Wenn Franz Popjel auf der Straße mitten im Menschengewühl einen Kameraden seiner Nächte traf, lachte er offen mit ihm. Sein dunkles Auge versuchte fest unter die Leute zu blicken. Sein sonst ein wenig vorgerückter Kopf war empor gehalten, als wenn er Sieg und Freiheit verkünden wollte. In seinen Stirnfurchen zuckte es von Leben. In seine bleichen Mienen kam Röte. Seine schmalen, allzu schlanken, gebrechlichen Finger zitterten nicht, wenn sie das Stöckchen schwangen, das er in der Hand trug. Alles an ihm schien sich des Lebens zu freuen. Und man hätte in diesem Augenblicke nicht zu sagen gewußt, wo in aller Welt der düstere Schein des Gezeichneten hin verschwunden war, der ihn noch vor Sekunden in seinem einsamen Schreiten mit großen, fast abgewogenen Schritten umspielte.
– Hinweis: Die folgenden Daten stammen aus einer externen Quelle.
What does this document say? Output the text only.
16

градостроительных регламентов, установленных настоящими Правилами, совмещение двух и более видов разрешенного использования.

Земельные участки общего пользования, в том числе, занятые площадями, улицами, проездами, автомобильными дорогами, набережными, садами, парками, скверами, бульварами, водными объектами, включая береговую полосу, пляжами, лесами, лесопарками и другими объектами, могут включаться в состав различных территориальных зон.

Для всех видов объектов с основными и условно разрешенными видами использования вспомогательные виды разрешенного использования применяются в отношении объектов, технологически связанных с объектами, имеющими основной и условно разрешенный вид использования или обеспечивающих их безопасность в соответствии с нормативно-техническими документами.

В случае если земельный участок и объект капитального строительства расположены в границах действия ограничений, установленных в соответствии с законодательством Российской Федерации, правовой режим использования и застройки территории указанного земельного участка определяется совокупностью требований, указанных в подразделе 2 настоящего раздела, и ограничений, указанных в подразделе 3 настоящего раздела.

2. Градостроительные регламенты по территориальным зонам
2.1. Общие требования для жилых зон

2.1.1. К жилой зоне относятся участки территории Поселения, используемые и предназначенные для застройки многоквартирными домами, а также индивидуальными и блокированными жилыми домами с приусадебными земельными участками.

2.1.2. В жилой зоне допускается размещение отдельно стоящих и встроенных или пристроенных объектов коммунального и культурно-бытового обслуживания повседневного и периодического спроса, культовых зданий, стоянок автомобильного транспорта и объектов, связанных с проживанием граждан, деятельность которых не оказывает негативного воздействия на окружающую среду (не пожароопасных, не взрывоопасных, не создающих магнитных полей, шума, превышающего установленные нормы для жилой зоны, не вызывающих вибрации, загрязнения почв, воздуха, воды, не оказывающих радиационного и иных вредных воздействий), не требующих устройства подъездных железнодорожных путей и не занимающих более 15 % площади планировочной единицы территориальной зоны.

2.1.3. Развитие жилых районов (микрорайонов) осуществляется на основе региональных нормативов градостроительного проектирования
Sein Kopf war mächtig. Seine Stirn vorgelagert. Die Stirnfurchen konnten oft tief scheinen wie bei einem Greise. Feuer verzweifelter Blicke konnte aus seinen bohrenden Augen blitzen. Seine Wangenhaut lag zäh über den starken Knochen des Antlitzes. Sein Mund war scharf geschnitten und fast immer ein wenig eingezogen wie von verhaltenem Hasse. Und seine dunklen, straffen Haare umhingen jetzt fast tändelnd den wunderlichen Schädel des Gemarterten, der mit einem einzigen Sichbesinnen die Dämonen seiner inneren Schau von sich getrieben hatte, und wie ein sanfter, gütiger Mensch sich nur dieser einen Minute Lebens um und um und sonst an gar nichts weiter zu erinnern schien.

Wenn Franz Popjel so einem Kameraden seiner Nächte begegnete, klang seine Stimme hell. Der rauhe, unheimliche Dumpfklang, der manchmal wie Höhlengewässer grollte, die nie das Licht gesehen, war wie aufgelöst in dem Lärm und Leben der Fußgänger an den Häuserreihen. Man konnte wähnen, daß da ein paar Studenten standen, die eifrig und redselig die schönen Geheimnisse der Erkenntnis besprachen oder sich mit lockenden Bildern der ersten Leidenschaft harmlos neckten.

Wirklich taten Popjel und Baron Vogelsang durchaus gar nicht, als wenn sie gemeinsame Erinnerungen besäßen.

Obwohl Popjels dunkler Abendrock am heutigen Morgen, wo es schon gegen die Lunchzeit ging, noch gar nicht richtig gesäubert schien, und der gebundene, schwarze Seidenschlips nachlässig zwischen welken Kragenenden an Popjels Halse hing, war Popjel von ausgesuchter Bonhomie im Tone, gleich auf eine Frage des Schicksals gestoßen. Man unterhielt sich lachend von dem Todessturze eines Aviatikers, dessen Unglück man in den Straßen soeben ausschrie. Es war aus Popjels Worten, die er mit hellem Lachen verkündete, nur zu entnehmen, daß jedenfalls ihm der Tod nicht das Übelste dünkte, und daß jedes Schicksal mit sicherer Kraft gelebt, also auch mit sicherer Verachtung alles Kleinkrams vollendet werden müsse.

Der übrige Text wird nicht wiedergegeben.